可能性の考慮。ヨドインはどこまで情報を手に入れているのか。マリュアの素性を調べている最中なのか、既に調査済みなのか。
販売後の金の受け渡しがまだなことから、俺ことアークァスとの繋がりまでは辿り着いてはいないだろう。ただ既に現在のマリュアの住処まで調べ上げられている可能性はあると見て行動すべきだ。
「カークァスさん、何か心当たりでも?」
「ヴォルテリアにある女だけで構成された騎士団。そこの団長がそんな名前だったなと脳裏に過ぎった程度だ」
マリュアは普段から小綺麗な騎士の格好をしている。その名前のまま調べ上げられた場合、すぐに細かな情報も特定されることになる。ならばいっそ真実を叩きつけることで情報の真偽を揺るがした方が良いだろう。
「ヴォルテリア……ですか?」
「ああ。グランセルで活動している男の協力者が、他国の華やかさを売りにしている騎士団長というのも妙な話ではあるがな」
「そうですね。あからさまに偽名を使っていると考えるのが妥当ですが……」
「ただその繋がりが本物である場合、旧神の使者の存在に奥行きが出てくるがな」
旧神ウイラスの用意した光の加護を受けた者が、一国の騎士団長を協力者として行動している。それが真実だとすれば、人間達は魔界に対抗する術を想像以上に巧みに隠しているということになる。

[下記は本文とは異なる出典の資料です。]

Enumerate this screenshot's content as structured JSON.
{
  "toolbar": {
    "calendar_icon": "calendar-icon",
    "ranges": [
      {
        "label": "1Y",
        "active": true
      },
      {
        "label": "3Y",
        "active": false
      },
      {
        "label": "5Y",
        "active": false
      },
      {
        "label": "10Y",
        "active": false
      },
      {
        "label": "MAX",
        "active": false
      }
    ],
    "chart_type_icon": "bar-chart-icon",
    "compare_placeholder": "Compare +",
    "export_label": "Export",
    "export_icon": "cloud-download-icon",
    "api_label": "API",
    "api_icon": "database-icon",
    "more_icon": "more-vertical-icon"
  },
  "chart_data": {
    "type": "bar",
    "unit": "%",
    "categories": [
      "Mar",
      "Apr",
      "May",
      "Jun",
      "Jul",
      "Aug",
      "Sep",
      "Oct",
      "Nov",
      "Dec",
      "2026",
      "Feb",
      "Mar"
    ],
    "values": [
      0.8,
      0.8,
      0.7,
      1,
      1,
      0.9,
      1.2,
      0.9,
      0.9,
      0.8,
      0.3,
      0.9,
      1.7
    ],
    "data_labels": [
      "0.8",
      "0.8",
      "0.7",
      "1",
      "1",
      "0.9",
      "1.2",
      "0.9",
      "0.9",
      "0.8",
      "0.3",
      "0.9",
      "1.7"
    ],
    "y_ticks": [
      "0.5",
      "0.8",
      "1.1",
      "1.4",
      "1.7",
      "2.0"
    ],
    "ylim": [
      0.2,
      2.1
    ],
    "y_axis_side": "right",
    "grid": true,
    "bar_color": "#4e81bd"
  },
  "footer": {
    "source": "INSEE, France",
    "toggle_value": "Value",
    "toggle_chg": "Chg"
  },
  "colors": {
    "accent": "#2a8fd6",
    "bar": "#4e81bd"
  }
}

ありもしない先入観ではあるが、槍の潜伏者(俺)に痛い目に遭ったヨドインが慎重になるには十分な仮説だ。
「――下手な探りは入れないほうが良いでしょうか?」
「いや、その協力者についてはそのまま続けて構わないだろう。『魔界の装備を扱う者』は魔族人間問わずに興味を向ける存在だからな」
「なるほど。変に手を引けば、余計に警戒されると」
この様子からして、ヨドインは旧神の使者の背景をより壮大なものとして認識しつつある。いい傾向ではあるが、ボロが出る前に何かしらの新事実を一つ二つ捏造しておく必要があるだろうな。いっそ槍の潜伏者の格好で黒呪族の領地にでも奇襲してしまおうか……いや、流石にないか。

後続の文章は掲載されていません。